20 Secondly, in the expression, “Mountain of God, Mountain full of curds,” Mountain “fruitful,” let no one dare from this to compare the Lord Jesus Christ with the rest of the Saints, who are themselves also called mountains of God....For there were not wanting men to call Him, some John Baptist, some Elias, some Jeremias, or one of the Prophets; He turns to them and says, “Why do ye imagine mountains full of curds, a mountain,” he says, “wherein it has pleased God to dwell therein”?.
“Why do ye imagine?” For as they are a light, because to themselves also has been said, “You are the Light of the world,” but something different has been called “the true Light which enlightens every man,” so they are mountains; but far different is the Mountain “prepared on the top of the mountains.” These mountains therefore in bearing that Mountain are glorious: one of which mountains says, “but from me far be it to glory, save in the Cross of our Lord Jesus Christ, through whom to me the world has been crucified, and I to the world:” so that “he has glories, not in himself, but in the Lord may glory.” “Why” then “do ye imagine mountains full of curds,” that “Mountain wherein it has pleased God to dwell therein”?

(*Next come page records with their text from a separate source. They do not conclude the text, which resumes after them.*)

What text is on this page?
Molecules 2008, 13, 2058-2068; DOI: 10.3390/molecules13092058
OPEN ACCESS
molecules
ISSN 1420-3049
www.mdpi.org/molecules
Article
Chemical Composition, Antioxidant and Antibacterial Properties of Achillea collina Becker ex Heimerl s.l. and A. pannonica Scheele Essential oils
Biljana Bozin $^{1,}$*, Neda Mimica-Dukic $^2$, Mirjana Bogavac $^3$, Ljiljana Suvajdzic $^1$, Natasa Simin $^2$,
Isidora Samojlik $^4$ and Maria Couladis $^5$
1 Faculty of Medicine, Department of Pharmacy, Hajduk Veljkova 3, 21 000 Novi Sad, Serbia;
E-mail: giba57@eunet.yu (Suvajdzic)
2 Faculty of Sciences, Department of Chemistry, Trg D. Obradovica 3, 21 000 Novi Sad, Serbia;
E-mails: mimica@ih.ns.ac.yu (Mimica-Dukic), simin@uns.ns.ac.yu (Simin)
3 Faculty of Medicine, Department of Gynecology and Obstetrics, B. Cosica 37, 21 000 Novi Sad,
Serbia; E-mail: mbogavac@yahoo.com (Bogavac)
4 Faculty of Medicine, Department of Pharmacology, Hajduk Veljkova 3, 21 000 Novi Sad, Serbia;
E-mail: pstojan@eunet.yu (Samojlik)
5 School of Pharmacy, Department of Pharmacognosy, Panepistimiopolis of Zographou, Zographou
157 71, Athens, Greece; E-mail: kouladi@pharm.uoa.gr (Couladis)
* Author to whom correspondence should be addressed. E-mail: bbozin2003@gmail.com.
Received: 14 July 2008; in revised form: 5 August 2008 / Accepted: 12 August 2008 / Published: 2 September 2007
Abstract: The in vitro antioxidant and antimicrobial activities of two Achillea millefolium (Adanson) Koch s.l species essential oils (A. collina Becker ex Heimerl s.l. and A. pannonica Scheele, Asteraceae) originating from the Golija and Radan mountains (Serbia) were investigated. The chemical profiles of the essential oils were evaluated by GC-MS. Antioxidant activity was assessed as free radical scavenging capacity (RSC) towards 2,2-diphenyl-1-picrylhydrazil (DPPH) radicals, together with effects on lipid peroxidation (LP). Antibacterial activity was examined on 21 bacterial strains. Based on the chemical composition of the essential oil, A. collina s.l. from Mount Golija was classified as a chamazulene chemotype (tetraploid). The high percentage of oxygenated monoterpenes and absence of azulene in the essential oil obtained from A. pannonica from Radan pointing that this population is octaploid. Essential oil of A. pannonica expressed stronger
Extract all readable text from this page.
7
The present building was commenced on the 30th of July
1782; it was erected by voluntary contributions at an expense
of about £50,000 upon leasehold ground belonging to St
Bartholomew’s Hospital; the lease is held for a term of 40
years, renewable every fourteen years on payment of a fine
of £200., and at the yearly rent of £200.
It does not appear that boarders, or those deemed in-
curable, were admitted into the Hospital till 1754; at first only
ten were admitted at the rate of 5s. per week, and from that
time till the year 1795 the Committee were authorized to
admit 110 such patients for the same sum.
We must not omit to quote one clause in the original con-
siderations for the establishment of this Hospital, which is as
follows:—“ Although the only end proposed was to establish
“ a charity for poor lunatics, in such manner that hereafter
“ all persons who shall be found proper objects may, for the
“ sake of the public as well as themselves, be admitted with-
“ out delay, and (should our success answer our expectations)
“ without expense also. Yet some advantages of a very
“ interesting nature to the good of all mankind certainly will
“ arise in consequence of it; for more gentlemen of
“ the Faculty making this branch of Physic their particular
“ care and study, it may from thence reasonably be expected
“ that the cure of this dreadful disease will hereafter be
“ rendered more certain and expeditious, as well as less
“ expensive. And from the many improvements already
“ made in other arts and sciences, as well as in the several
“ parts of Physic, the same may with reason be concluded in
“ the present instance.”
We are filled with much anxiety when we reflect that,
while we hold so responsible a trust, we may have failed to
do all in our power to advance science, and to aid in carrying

Not because in other men He dwells not, but because in them through Him. “For in Him dwells all the fullness of the Godhead,” not in a shadow, as in the temple made by king Solomon, but “bodily,” that is, solidly and truly....“For there is One God, and One Mediator of God and men, the Man Christ Jesus,” Mountain of mountains, as Saint of saints. Whence He says, “I in them and You in Me.” “Why then do ye imagine mountains full of curds, the mountain wherein it has pleased God to dwell in Him?” For those mountains full of curds that Mountain the Lord shall inhabit even unto the end, that something they may be to whom He says, “for without Me nothing you are able to do.”